International Energy Group, the gas supply business based in the Channel Islands, agreed to a £202m takeover yesterday, after pressure for change from shareholders.

The sale, to Prime Infrastructure, an Australian group, will net more than £19m for IEG's chairman, Tom Scott, for his 9.5 per cent stake. Mr Scott, labelled "Mr Guernsey" for his extensive business interests on the island, will also pocket £497,369 for loss of office after completion of the deal. Other key management, including the chief executive, Mike Richards, will stay on.

The recommended offer, at 273p a share, came at a 43 per cent premium to IEG's average share price over the past 12 months.

IEG dates back to 1830, when it started life as the Guernsey Gas Light Company.

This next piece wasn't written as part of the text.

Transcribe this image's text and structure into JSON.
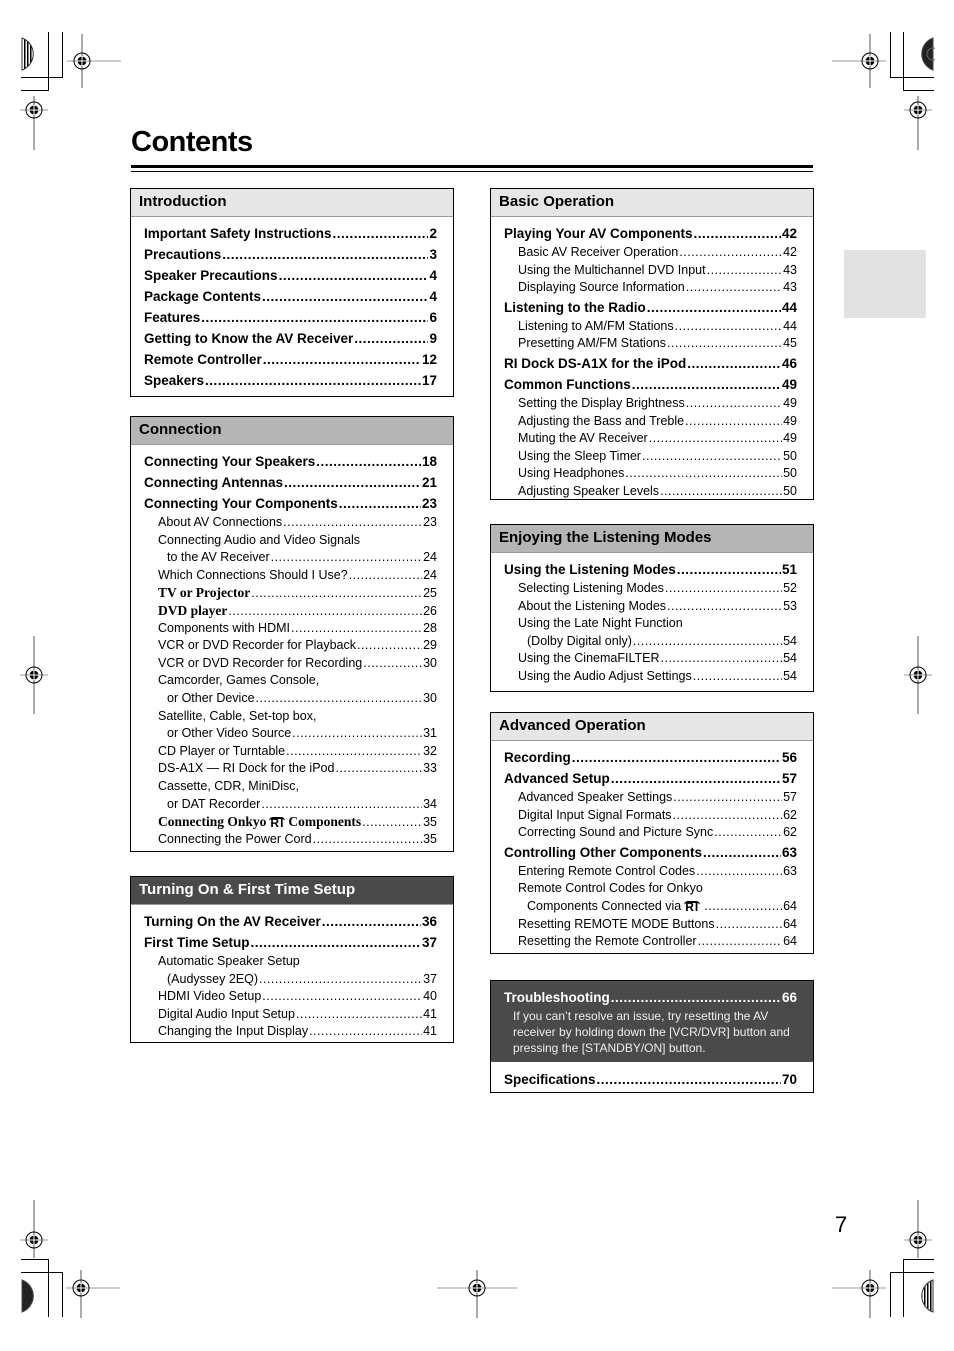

It expanded into neighbouring Jersey in the early Nineties, also as a supplier of household gas. It started a business in the Algarve in the same decade, supplying holiday apartments and villas, and in the Isle of Man. Mr Scott, who joined the IEG board in 1991 and was appointed chairman in 1993, is considered the driving force behind the company's geographical expansion.

IEG took a full listing on the London Stock Exchange in 1995. It won a licence for UK mainland operations a year later, but here it only provides and manages the pipes that run from the national gas network to new housing developments, on behalf of for other gas suppliers. This is seen as the growth part of the business.

At the end of last year, IEG had more than 168,000 customer connections on the mainland, with a future order book of 77,000 connections contracted.

Two investment trusts, Ecofin Water & Power Opportunities and Utilico, which together own 20 per cent of EIG are believed to have put pressure on the company's board, which led to yesterday's deal.

Charles Jillings, an executive director of Utilico, said: "We wanted them [IEG] to leverage up the balance sheet but we did not force them to the conclusion that 'you must sell'."

Mr Scott, said to be worth more than £140m, has been a resident of Guernsey since selling his Nottingham-based crane hire business for £34.5m in 1987. He is also chairman of two other listed companies, CI Traders, which owns shops, pubs and petrol stations across the island - including the regional Marks & Spencer franchise - and ComProp, Guernsey's top property developers.

His Jackson Group car dealership network is a virtual monopoly in the Channel Islands, where he once controversially said of local residents that if they were not happy with his selection of cars they could "go to the mainland". He also has energy interests in France and Portugal.

Mr Scott added the ancient Guernsey feudal title "the Seigneurie of Canelly" to his name for £35,000 at an auction in 2003. He is also known in the Channel Islands for attempting to close a historic tavern and for trying to open a casino in Guernsey.